Kudretin içini tatlı bir heyecan kapladı. Merdivenleri koşa koşa çıkarken apartmandakilerden biri görse, kapıcılarının bu kadar hızlı hareket edebiliyor oluşuna şaşırırdı. Kapıyı açtı ve ayakkabılarını çıkarmadan soluğu salonda aldı. Daktilo her zamanki gibi salondaki sekiz kişilik yemek masasının üzerinde değildi. Mutfağa, girişteki ayakkabılığın üzerine, aklına gelen her yere baktı. Oyuncağını ararken yavaş yavaş sabrı tükenen bir çocuk gibiydi. Daktiloya dokunacağı için bu kadar sevinmişken şimdi onu bulamıyordu bile. Neredeyse ağlayacaktı. Yatak odasına bir kez daha bakmak için evin arka kısmına yöneldiğinde, kilitli odanın kapısının açık olduğunu fark etti.

“Bisssmillahh,” dedi bütün s’lerin üzerine basarak. Kafasını içeri uzattı. Daktilo, odanın ortasındaki küçük yuvarlak masanın üzerindeydi. Yanındaki büyük siyah köşeli çantanın yabancı filmlerdeki asık suratlı koca kafalı generaller gibi vakur bir havası vardı. Daktiloyu okşadı Kudret. Kendini daha fazla tutamayıp gelişigüzel bir iki harfe bastı. Çat çat çat! Neden sonra kafasını kaldırıp yıllardır içini merak ettiği odaya yöneltti bakışlarını. Bir tuvalet masası ve üzerinde boş parfüm şişeleri. Tek kişilik daracık bir yatak.
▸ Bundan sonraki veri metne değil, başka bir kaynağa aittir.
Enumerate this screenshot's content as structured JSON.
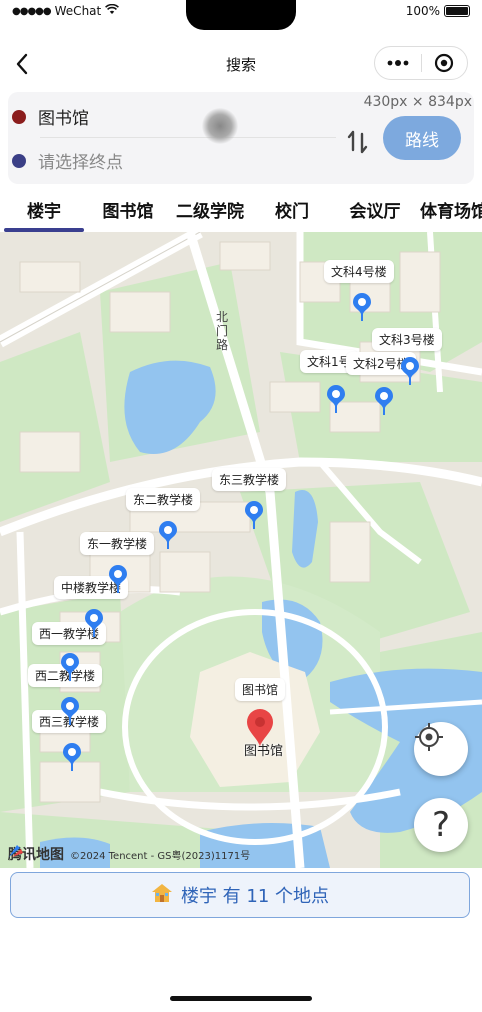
{
  "status": {
    "carrier": "WeChat",
    "battery": "100%"
  },
  "nav": {
    "title": "搜索"
  },
  "dims_overlay": "430px × 834px",
  "route": {
    "start_value": "图书馆",
    "end_placeholder": "请选择终点",
    "route_button": "路线",
    "start_color": "#8b1d1d",
    "end_color": "#3b3f86",
    "button_color": "#7da9de"
  },
  "tabs": [
    {
      "label": "楼宇",
      "active": true
    },
    {
      "label": "图书馆",
      "active": false
    },
    {
      "label": "二级学院",
      "active": false
    },
    {
      "label": "校门",
      "active": false
    },
    {
      "label": "会议厅",
      "active": false
    },
    {
      "label": "体育场馆",
      "active": false
    }
  ],
  "map": {
    "road_label": "北门路",
    "markers": [
      {
        "label": "文科4号楼"
      },
      {
        "label": "文科3号楼"
      },
      {
        "label": "文科1号"
      },
      {
        "label": "文科2号楼"
      },
      {
        "label": "东三教学楼"
      },
      {
        "label": "东二教学楼"
      },
      {
        "label": "东一教学楼"
      },
      {
        "label": "中楼教学楼"
      },
      {
        "label": "西一教学楼"
      },
      {
        "label": "西二教学楼"
      },
      {
        "label": "西三教学楼"
      },
      {
        "label": "图书馆"
      }
    ],
    "selected_marker_label": "图书馆",
    "attribution_brand": "腾讯地图",
    "attribution_text": "©2024 Tencent - GS粤(2023)1171号",
    "pin_color": "#2f7ef0",
    "selected_pin_color": "#e84545"
  },
  "summary": {
    "text": "楼宇 有 11 个地点"
  }
}
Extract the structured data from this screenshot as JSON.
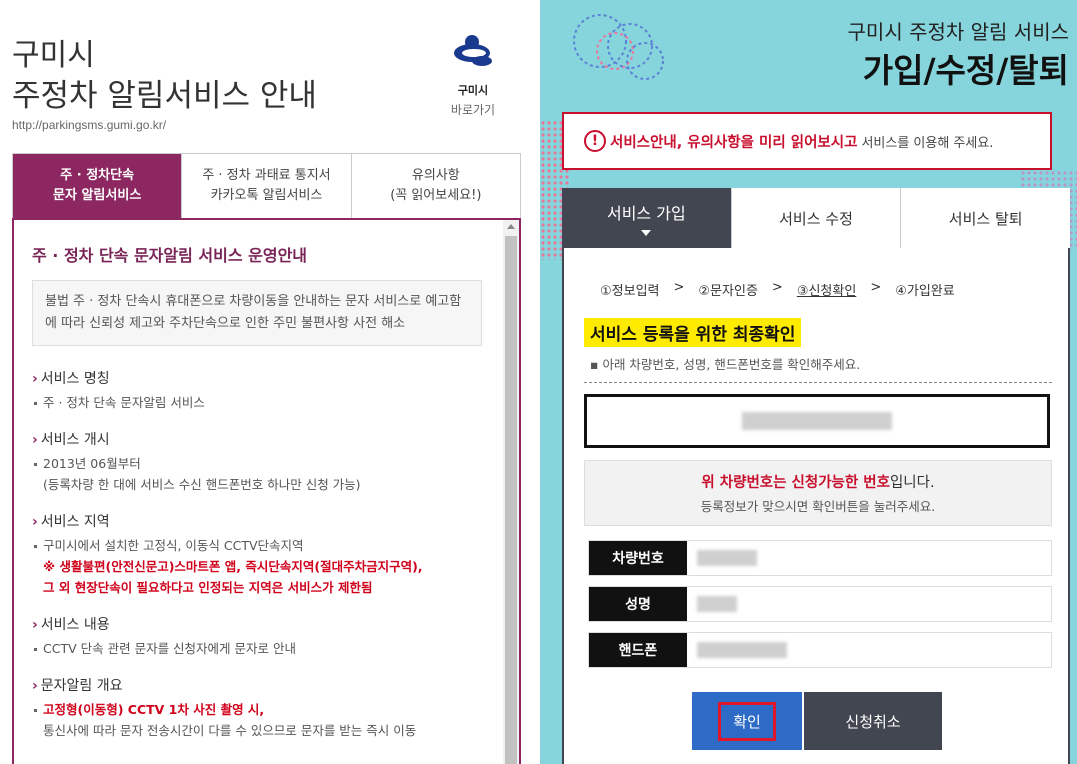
{
  "left": {
    "city": "구미시",
    "service_title": "주정차 알림서비스 안내",
    "url": "http://parkingsms.gumi.go.kr/",
    "gumi_link": {
      "name": "구미시",
      "go": "바로가기"
    },
    "tabs": [
      {
        "line1": "주 · 정차단속",
        "line2": "문자 알림서비스"
      },
      {
        "line1": "주 · 정차 과태료 통지서",
        "line2": "카카오톡 알림서비스"
      },
      {
        "line1": "유의사항",
        "line2": "(꼭 읽어보세요!)"
      }
    ],
    "content": {
      "heading": "주 · 정차 단속 문자알림 서비스 운영안내",
      "intro": "불법 주 · 정차 단속시 휴대폰으로 차량이동을 안내하는 문자 서비스로 예고함에 따라 신뢰성 제고와 주차단속으로 인한 주민 불편사항 사전 해소",
      "sections": [
        {
          "title": "서비스 명칭",
          "line": "주 · 정차 단속 문자알림 서비스"
        },
        {
          "title": "서비스 개시",
          "line": "2013년 06월부터",
          "line2": "(등록차량 한 대에 서비스 수신 핸드폰번호 하나만 신청 가능)"
        },
        {
          "title": "서비스 지역",
          "line": "구미시에서 설치한 고정식, 이동식 CCTV단속지역",
          "red1": "※ 생활불편(안전신문고)스마트폰 앱, 즉시단속지역(절대주차금지구역),",
          "red2": "그 외 현장단속이 필요하다고 인정되는 지역은 서비스가 제한됨"
        },
        {
          "title": "서비스 내용",
          "line": "CCTV 단속 관련 문자를 신청자에게 문자로 안내"
        },
        {
          "title": "문자알림 개요",
          "red_line": "고정형(이동형) CCTV 1차 사진 촬영 시,",
          "line2": "통신사에 따라 문자 전송시간이 다를 수 있으므로 문자를 받는 즉시 이동"
        }
      ]
    }
  },
  "right": {
    "subtitle": "구미시 주정차 알림 서비스",
    "title": "가입/수정/탈퇴",
    "notice_strong": "서비스안내, 유의사항을 미리 읽어보시고",
    "notice_rest": "서비스를 이용해 주세요.",
    "notice_icon": "!",
    "tabs": [
      "서비스 가입",
      "서비스 수정",
      "서비스 탈퇴"
    ],
    "steps": [
      "①정보입력",
      "②문자인증",
      "③신청확인",
      "④가입완료"
    ],
    "step_sep": ">",
    "confirm_title": "서비스 등록을 위한 최종확인",
    "confirm_note": "아래 차량번호, 성명, 핸드폰번호를 확인해주세요.",
    "status_red": "위 차량번호는 신청가능한 번호",
    "status_suffix": "입니다.",
    "status_line2": "등록정보가 맞으시면 확인버튼을 눌러주세요.",
    "info_labels": {
      "car": "차량번호",
      "name": "성명",
      "phone": "핸드폰"
    },
    "buttons": {
      "ok": "확인",
      "cancel": "신청취소"
    }
  }
}
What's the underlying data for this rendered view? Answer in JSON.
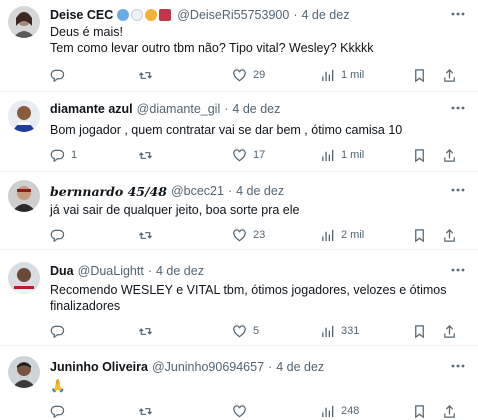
{
  "tweets": [
    {
      "name": "Deise CEC",
      "handle": "@DeiseRi55753900",
      "date": "4 de dez",
      "text_lines": [
        "Deus é mais!",
        "Tem como levar outro tbm não? Tipo vital? Wesley? Kkkkk"
      ],
      "replies": "",
      "retweets": "",
      "likes": "29",
      "views": "1 mil"
    },
    {
      "name": "diamante azul",
      "handle": "@diamante_gil",
      "date": "4 de dez",
      "text_lines": [
        "Bom jogador , quem contratar vai se dar bem , ótimo camisa 10"
      ],
      "replies": "1",
      "retweets": "",
      "likes": "17",
      "views": "1 mil"
    },
    {
      "name": "bernnardo 45/48",
      "handle": "@bcec21",
      "date": "4 de dez",
      "text_lines": [
        "já vai sair de qualquer jeito, boa sorte pra ele"
      ],
      "replies": "",
      "retweets": "",
      "likes": "23",
      "views": "2 mil"
    },
    {
      "name": "Dua",
      "handle": "@DuaLightt",
      "date": "4 de dez",
      "text_lines": [
        "Recomendo WESLEY e VITAL tbm, ótimos jogadores, velozes e ótimos",
        "finalizadores"
      ],
      "replies": "",
      "retweets": "",
      "likes": "5",
      "views": "331"
    },
    {
      "name": "Juninho Oliveira",
      "handle": "@Juninho90694657",
      "date": "4 de dez",
      "text_lines": [
        "🙏"
      ],
      "replies": "",
      "retweets": "",
      "likes": "",
      "views": "248"
    }
  ],
  "colors": {
    "text": "#0f1419",
    "muted": "#536471",
    "divider": "#eff3f4"
  }
}
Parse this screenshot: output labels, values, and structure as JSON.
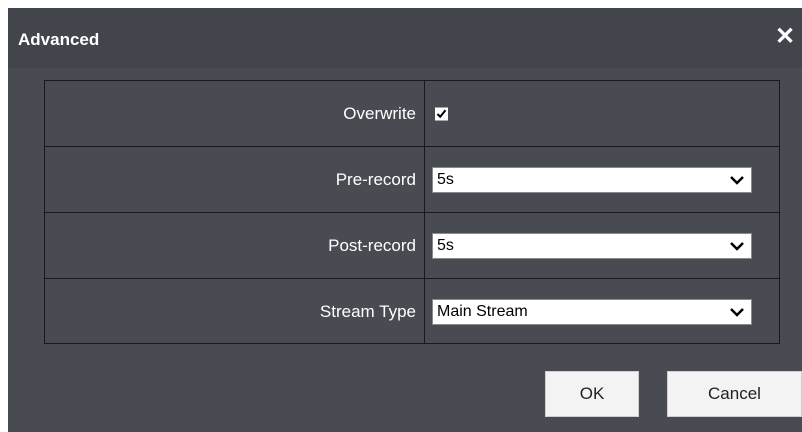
{
  "dialog": {
    "title": "Advanced",
    "close_icon": "close-icon"
  },
  "fields": {
    "overwrite": {
      "label": "Overwrite",
      "checked": true,
      "icon": "checkmark-icon"
    },
    "pre_record": {
      "label": "Pre-record",
      "value": "5s",
      "icon": "chevron-down-icon"
    },
    "post_record": {
      "label": "Post-record",
      "value": "5s",
      "icon": "chevron-down-icon"
    },
    "stream_type": {
      "label": "Stream Type",
      "value": "Main Stream",
      "icon": "chevron-down-icon"
    }
  },
  "buttons": {
    "ok": "OK",
    "cancel": "Cancel"
  },
  "colors": {
    "dialog_bg": "#484b52",
    "titlebar_bg": "#42454b",
    "border": "#1a1a1a",
    "text": "#ffffff"
  }
}
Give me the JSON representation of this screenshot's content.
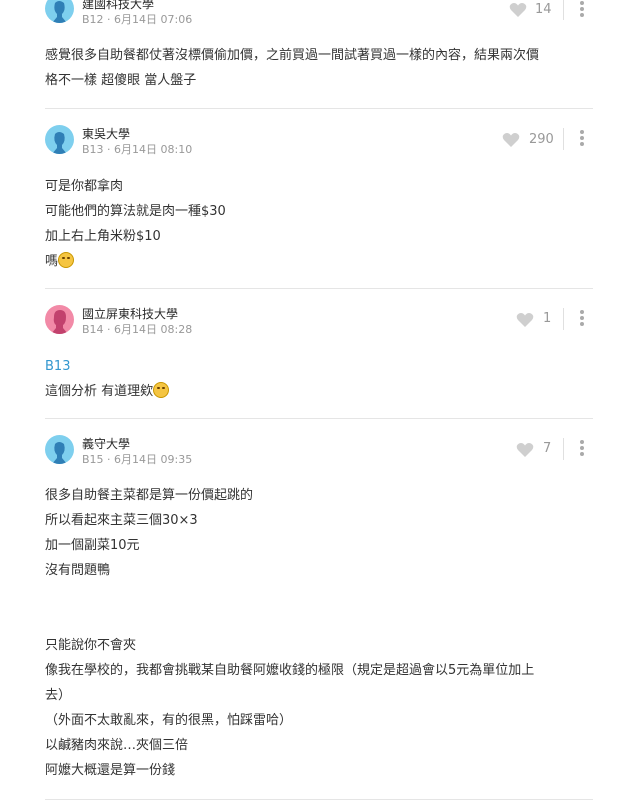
{
  "comments": [
    {
      "school": "建國科技大學",
      "floor": "B12",
      "time": "6月14日 07:06",
      "likes": "14",
      "avatar": "blue",
      "lines": [
        "感覺很多自助餐都仗著沒標價偷加價，之前買過一間試著買過一樣的內容，結果兩次價",
        "格不一樣 超傻眼 當人盤子"
      ]
    },
    {
      "school": "東吳大學",
      "floor": "B13",
      "time": "6月14日 08:10",
      "likes": "290",
      "avatar": "blue",
      "lines": [
        "可是你都拿肉",
        "可能他們的算法就是肉一種$30",
        "加上右上角米粉$10",
        "嗎"
      ],
      "emoji_name": "grinning-sweat-emoji"
    },
    {
      "school": "國立屏東科技大學",
      "floor": "B14",
      "time": "6月14日 08:28",
      "likes": "1",
      "avatar": "pink",
      "reply_to": "B13",
      "lines": [
        "這個分析 有道理欸"
      ],
      "emoji_name": "thinking-emoji"
    },
    {
      "school": "義守大學",
      "floor": "B15",
      "time": "6月14日 09:35",
      "likes": "7",
      "avatar": "blue",
      "lines": [
        "很多自助餐主菜都是算一份價起跳的",
        "所以看起來主菜三個30×3",
        "加一個副菜10元",
        "沒有問題鴨",
        "",
        "",
        "只能說你不會夾",
        "像我在學校的，我都會挑戰某自助餐阿嬤收錢的極限（規定是超過會以5元為單位加上",
        "去）",
        "（外面不太敢亂來，有的很黑，怕踩雷哈）",
        "以鹹豬肉來說…夾個三倍",
        "阿嬤大概還是算一份錢"
      ]
    }
  ],
  "separator": " · ",
  "colors": {
    "avatar_blue": "#7ecfee",
    "avatar_pink": "#f28aa7",
    "link": "#3397cf"
  },
  "icons": {
    "like": "heart-icon",
    "more": "more-vertical-icon"
  }
}
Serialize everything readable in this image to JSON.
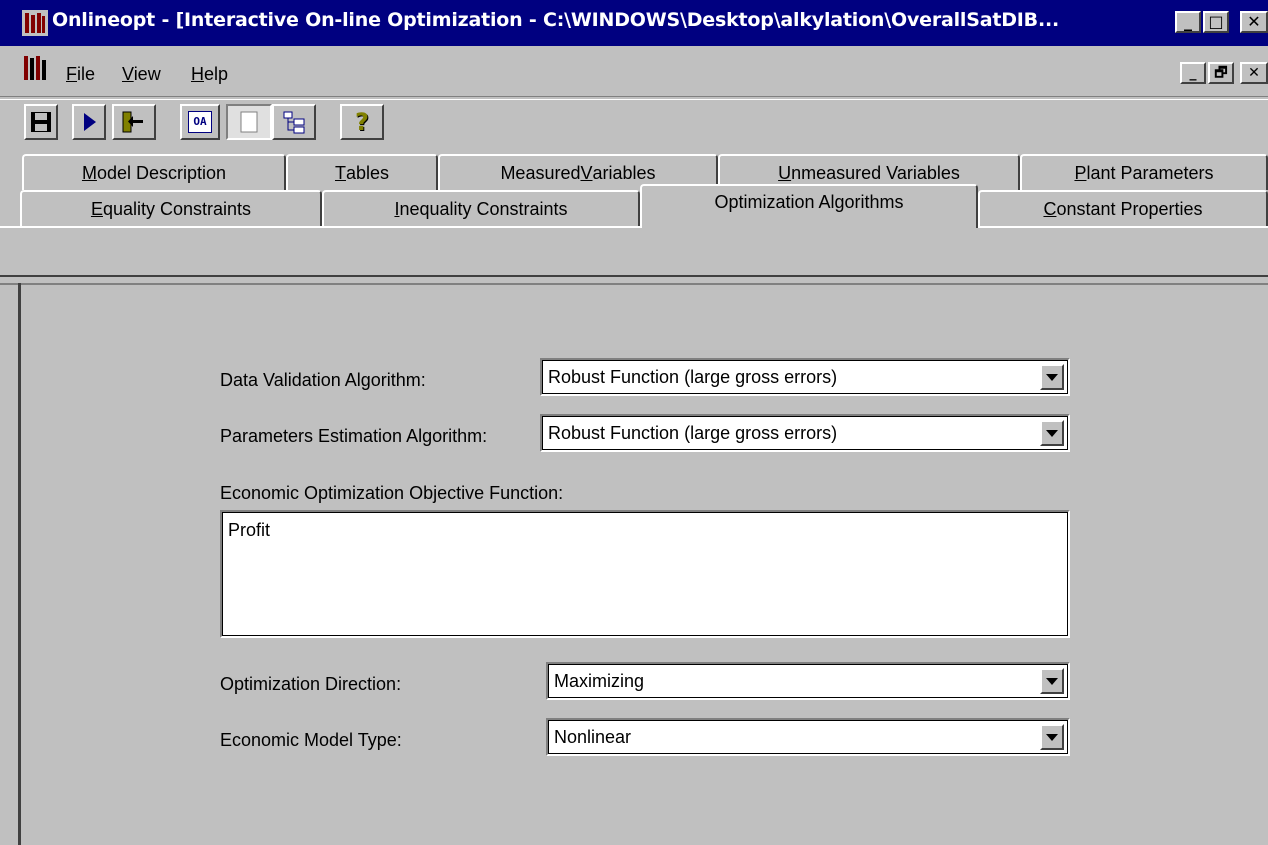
{
  "window": {
    "title": "Onlineopt - [Interactive On-line Optimization - C:\\WINDOWS\\Desktop\\alkylation\\OverallSatDIB...",
    "minimize_glyph": "_",
    "maximize_glyph": "□",
    "close_glyph": "✕"
  },
  "menu": {
    "items": [
      {
        "label": "File",
        "accel": "F",
        "rest": "ile"
      },
      {
        "label": "View",
        "accel": "V",
        "rest": "iew"
      },
      {
        "label": "Help",
        "accel": "H",
        "rest": "elp"
      }
    ],
    "mdi_minimize": "_",
    "mdi_restore": "🗗",
    "mdi_close": "✕"
  },
  "toolbar": {
    "icons": [
      "save-icon",
      "run-icon",
      "exit-icon",
      "oa-icon",
      "page-icon",
      "tree-icon",
      "help-icon"
    ],
    "oa_text": "OA",
    "help_text": "?"
  },
  "tabs": {
    "row1": [
      {
        "pre": "",
        "accel": "M",
        "post": "odel Description"
      },
      {
        "pre": "",
        "accel": "T",
        "post": "ables"
      },
      {
        "pre": "Measured ",
        "accel": "V",
        "post": "ariables"
      },
      {
        "pre": "",
        "accel": "U",
        "post": "nmeasured Variables"
      },
      {
        "pre": "",
        "accel": "P",
        "post": "lant Parameters"
      }
    ],
    "row2": [
      {
        "pre": "",
        "accel": "E",
        "post": "quality Constraints"
      },
      {
        "pre": "",
        "accel": "I",
        "post": "nequality Constraints"
      },
      {
        "pre": "Optimization Algorithms",
        "accel": "",
        "post": ""
      },
      {
        "pre": "",
        "accel": "C",
        "post": "onstant Properties"
      }
    ],
    "active": "Optimization Algorithms"
  },
  "form": {
    "data_validation": {
      "label": "Data Validation Algorithm:",
      "value": "Robust Function (large gross errors)"
    },
    "param_estimation": {
      "label": "Parameters Estimation Algorithm:",
      "value": "Robust Function (large gross errors)"
    },
    "objective": {
      "label": "Economic Optimization Objective Function:",
      "value": "Profit"
    },
    "direction": {
      "label": "Optimization Direction:",
      "value": "Maximizing"
    },
    "model_type": {
      "label": "Economic Model Type:",
      "value": "Nonlinear"
    }
  },
  "colors": {
    "titlebar": "#000080",
    "face": "#c0c0c0",
    "field": "#ffffff"
  }
}
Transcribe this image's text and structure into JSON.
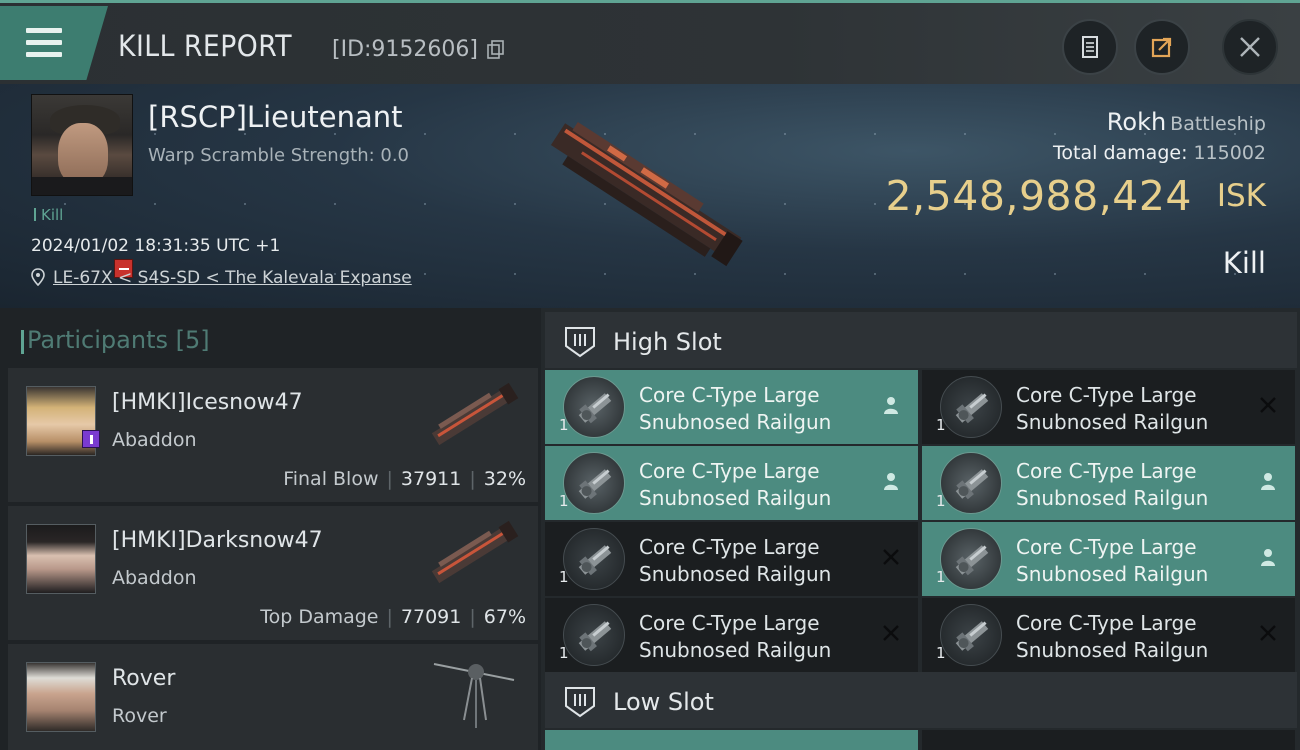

Kapakları açık bırakılmış iki kapılı eski model bir gardırop. Dolapta asılı saten erkek pijamalarını tanıdı hemen. Eski çalıştığı apartmanın yöneticisi Hamit Bey’in de vardı böyle parlak bordo pijamaları. Figen Hanım’ın kocası rahmetli Mesut Bey’i hiç görmemişti Kudret. Ama şimdi, yıkanıp ütülenip özenle asılmış mis kokulu atletleri, donları ve fanilalarına müşerref oluyordu. Gözü ister istemez dolabın diğer yarısına kaydı. İpek gecelikler, dantelli kombinezonlar, adını söylemeye dilinin dönmediği kaygan kumaşlardan pembeli yeşilli sabahlıklar… Hatta karton bir çantanın içinde güzellik uykusuna yatmış tüylü topuklu terlikler… Kudret, bakışlarını yere indirdi ve dolabın kapaklarını kapattı. Daktiloyu çantasına yerleştirirken Figen Hanım oda kapısında belirdi.

“Nerede kaldın Kudret? Taksici söylenip duruyor.”

“Figen Hanım, şey, buradaymış. Ben onu ararken… Şey…”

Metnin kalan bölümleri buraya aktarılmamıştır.